The day before the inaugural speech, the president’s senior political adviser, David Plouffe, laid out Mr. Obama’s strategy for defeating Republicans. On CNN, Mr. Plouffe claimed that Republicans in Washington are a “barrier to progress” and “out of the mainstream.” He contrasted them with “Republicans in the country who are seeking compromise, seeking balance.”
There’s no empirical basis for this supposed gap in the GOP ranks. But Mr. Obama and his aides would like to create one by driving a wedge between Republicans. The Democrats will first need a better understanding of the opposition: Republicans in Washington are more attuned to compromise than those outside.
A hardy perennial of Obama speeches is an expression of wariness about government. “We have never relinquished our skepticism of central authority, nor have we succumbed to the fiction that all society’s ills can be cured through government alone,” he said in his inaugural address.

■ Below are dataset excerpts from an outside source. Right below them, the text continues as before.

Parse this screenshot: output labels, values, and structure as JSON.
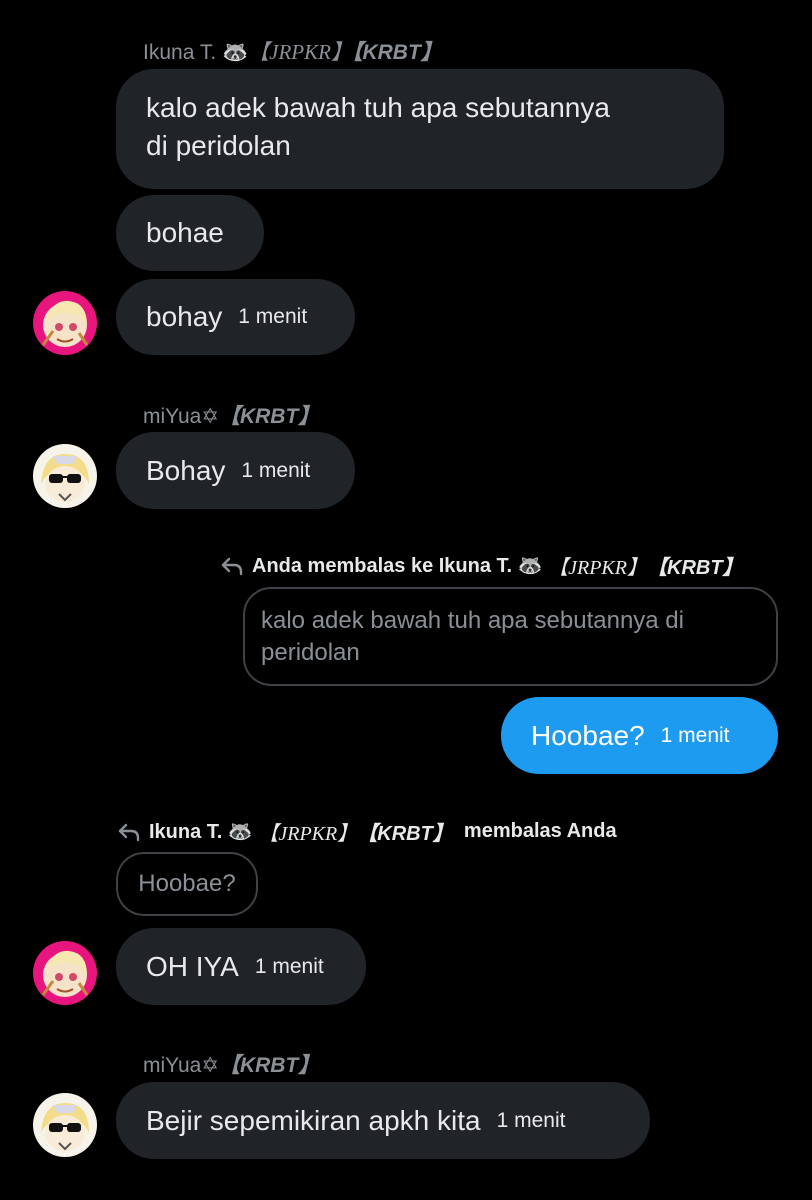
{
  "messages": [
    {
      "sender": {
        "name": "Ikuna T. 🦝",
        "tag1": "【JRPKR】",
        "tag2": "【KRBT】"
      },
      "bubbles": [
        {
          "line1": "kalo adek bawah tuh apa sebutannya",
          "line2": "di peridolan"
        },
        {
          "text": "bohae"
        },
        {
          "text": "bohay",
          "time": "1 menit"
        }
      ]
    },
    {
      "sender": {
        "name": "miYua✡",
        "tag": "【KRBT】"
      },
      "bubbles": [
        {
          "text": "Bohay",
          "time": "1 menit"
        }
      ]
    },
    {
      "reply": {
        "prefix": "Anda membalas ke Ikuna T. 🦝",
        "tag1": "【JRPKR】",
        "tag2": "【KRBT】"
      },
      "quote": {
        "line1": "kalo adek bawah tuh apa sebutannya di",
        "line2": "peridolan"
      },
      "bubble": {
        "text": "Hoobae?",
        "time": "1 menit"
      }
    },
    {
      "reply": {
        "prefix": "Ikuna T. 🦝",
        "tag1": "【JRPKR】",
        "tag2": "【KRBT】",
        "suffix": "membalas Anda"
      },
      "quote": {
        "text": "Hoobae?"
      },
      "bubble": {
        "text": "OH IYA",
        "time": "1 menit"
      }
    },
    {
      "sender": {
        "name": "miYua✡",
        "tag": "【KRBT】"
      },
      "bubble": {
        "text": "Bejir sepemikiran apkh kita",
        "time": "1 menit"
      }
    }
  ],
  "icons": {
    "reply": "reply-arrow-icon",
    "avatar_ikuna": "avatar-pink-anime",
    "avatar_miyua": "avatar-sunglasses-anime"
  },
  "colors": {
    "background": "#000000",
    "bubble_incoming": "#202327",
    "bubble_outgoing": "#1d9bf0",
    "muted_text": "#8b9096",
    "quote_border": "#3e4145"
  }
}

But the speech contradicted this claim, since practically all the solutions it stressed were government ones.
Mr. Obama also likes to refer to obsolete programs-“We understand that outworn programs are inadequate to the needs of our time”-without citing any in particular for extinction.
And there was another bit of misdirection-a classic Obama rhetorical trick-in the address. “Progress does not compel us to settle the centuries-long debate about the role of government for all time,” he said, “but it does require us to act in our time.” Practically every word of his second inaugural speech said that Mr. Obama knows precisely what the role of government should be: a big one.
Mr. Barnes is the executive editor of the Weekly Standard.